De son côté, Sidi Bou Saïd, déjà inscrit depuis 2022, a bénéficié d’une mention particulière accompagnée d’une recommandation auprès de l’Organisation des Nations unies pour l’éducation, la science et la culture. Perché au-dessus du golfe de Tunis, le village séduit par ses façades blanches et bleues, devenues une signature architecturale universelle. Il représente une synthèse rare entre paysage naturel et création humaine, jalousement préservée.
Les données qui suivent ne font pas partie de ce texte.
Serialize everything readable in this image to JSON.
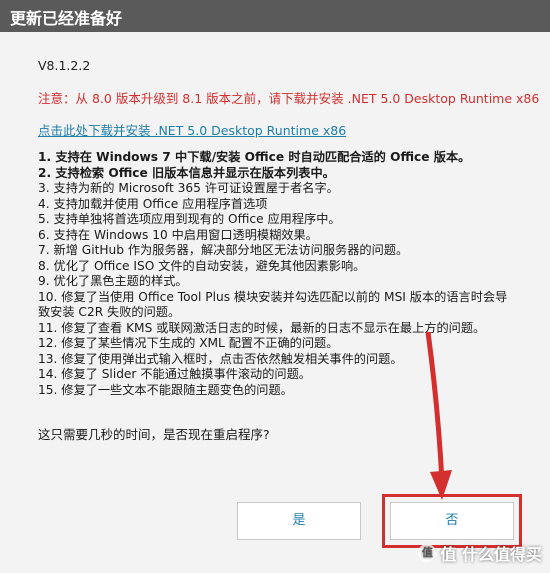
{
  "window": {
    "title": "更新已经准备好"
  },
  "version": "V8.1.2.2",
  "notice": "注意：从 8.0 版本升级到 8.1 版本之前，请下载并安装 .NET 5.0 Desktop Runtime x86",
  "download_link": "点击此处下载并安装 .NET 5.0 Desktop Runtime x86",
  "changelog": [
    "1. 支持在 Windows 7 中下载/安装 Office 时自动匹配合适的 Office 版本。",
    "2. 支持检索 Office 旧版本信息并显示在版本列表中。",
    "3. 支持为新的 Microsoft 365 许可证设置屋于者名字。",
    "4. 支持加载并使用 Office 应用程序首选项",
    "5. 支持单独将首选项应用到现有的 Office 应用程序中。",
    "6. 支持在 Windows 10 中启用窗口透明模糊效果。",
    "7. 新增 GitHub 作为服务器，解决部分地区无法访问服务器的问题。",
    "8. 优化了 Office ISO 文件的自动安装，避免其他因素影响。",
    "9. 优化了黑色主题的样式。",
    "10. 修复了当使用 Office Tool Plus 模块安装并勾选匹配以前的 MSI 版本的语言时会导",
    "致安装 C2R 失败的问题。",
    "11. 修复了查看 KMS 或联网激活日志的时候，最新的日志不显示在最上方的问题。",
    "12. 修复了某些情况下生成的 XML 配置不正确的问题。",
    "13. 修复了使用弹出式输入框时，点击否依然触发相关事件的问题。",
    "14. 修复了 Slider 不能通过触摸事件滚动的问题。",
    "15. 修复了一些文本不能跟随主题变色的问题。"
  ],
  "question": "这只需要几秒的时间，是否现在重启程序?",
  "buttons": {
    "yes": "是",
    "no": "否"
  },
  "watermark": "值 什么值得买",
  "colors": {
    "title_bar": "#5a5a5a",
    "notice": "#d32f2f",
    "link": "#1f7fa8",
    "highlight": "#d32f2f"
  }
}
Au-delà de son esthétique, Sidi Bou Saïd demeure un foyer culturel vivant. Lieu d’inspiration pour les artistes et destination touristique emblématique, il abrite le Centre des musiques arabes et méditerranéennes, symbole de son ancrage dans la mémoire musicale régionale. Son artisanat, son cachet patrimonial et son attractivité touristique renforcent son positionnement comme vitrine culturelle de la Tunisie.
À travers ces deux distinctions, c’est toute la diversité du patrimoine tunisien – militaire, historique, artistique et paysager – qui est mise en lumière. Une reconnaissance qui ouvre la voie à une valorisation durable, à un développement touristique maîtrisé et à une visibilité accrue de la Tunisie sur la carte du patrimoine mondial islamique.